Quando o sistema penal finalmente atua, o faz de maneira tardia, quando a vida já foi perdida
Em grande parte dos casos, há histórico de ameaças, controle excessivo, agressões físicas e psicológicas, além de pedidos de ajuda que não produziram resposta estatal eficaz. Medidas protetivas descumpridas, denúncias arquivadas ou acompanhamentos insuficientes revelam falhas que contribuem para a escalada da violência. Quando o sistema penal finalmente atua, o faz de maneira tardia, quando a vida já foi perdida.
Do ponto de vista jurídico, o feminicídio exige uma análise cuidadosa do contexto em que o crime ocorreu. É imprescindível compreender a dinâmica da relação, a violência baseada no gênero, o histórico de dominação e os elementos que diferenciam o caso de um homicídio comum. A correta tipificação penal depende dessa leitura. Sem ela, o processo corre o risco de se tornar apenas uma resposta emocional à comoção social, comprometendo a técnica jurídica.
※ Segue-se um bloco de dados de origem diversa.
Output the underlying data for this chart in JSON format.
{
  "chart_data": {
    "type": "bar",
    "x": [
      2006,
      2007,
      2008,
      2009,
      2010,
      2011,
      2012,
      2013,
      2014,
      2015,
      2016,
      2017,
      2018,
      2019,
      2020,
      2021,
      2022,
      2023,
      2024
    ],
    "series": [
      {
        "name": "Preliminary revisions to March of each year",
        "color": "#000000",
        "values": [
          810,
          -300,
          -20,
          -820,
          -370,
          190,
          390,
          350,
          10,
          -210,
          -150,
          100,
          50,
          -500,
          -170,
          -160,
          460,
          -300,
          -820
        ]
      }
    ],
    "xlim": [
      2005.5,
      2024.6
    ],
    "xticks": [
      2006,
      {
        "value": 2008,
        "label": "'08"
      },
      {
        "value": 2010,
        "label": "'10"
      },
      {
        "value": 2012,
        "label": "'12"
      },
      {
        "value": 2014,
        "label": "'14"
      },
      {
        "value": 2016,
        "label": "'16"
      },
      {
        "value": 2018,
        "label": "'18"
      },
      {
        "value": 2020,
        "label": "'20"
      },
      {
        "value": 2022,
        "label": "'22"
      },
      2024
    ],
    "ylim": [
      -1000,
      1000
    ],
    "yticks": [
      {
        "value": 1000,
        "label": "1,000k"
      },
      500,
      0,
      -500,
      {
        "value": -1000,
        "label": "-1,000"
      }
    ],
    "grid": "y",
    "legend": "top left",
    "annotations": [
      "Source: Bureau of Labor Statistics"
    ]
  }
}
O tema impõe seriedade e equilíbrio. Defender não significa relativizar a gravidade do fato ou desconsiderar a dor das vítimas e de seus familiares, mas assegurar que o julgamento respeite a legalidade, as provas produzidas e o devido processo legal. A justiça não pode ser construída sob impulso ou pressão social.
A prevenção efetiva da violência contra a mulher passa pela fiscalização rigorosa das medidas protetivas, pela atuação integrada entre órgãos de segurança, Judiciário e rede de apoio, e pela conscientização sobre a importância da denúncia. O verdadeiro desafio da sociedade e do direito é impedir que a próxima estatística aconteça, protegendo vidas antes que seja tarde.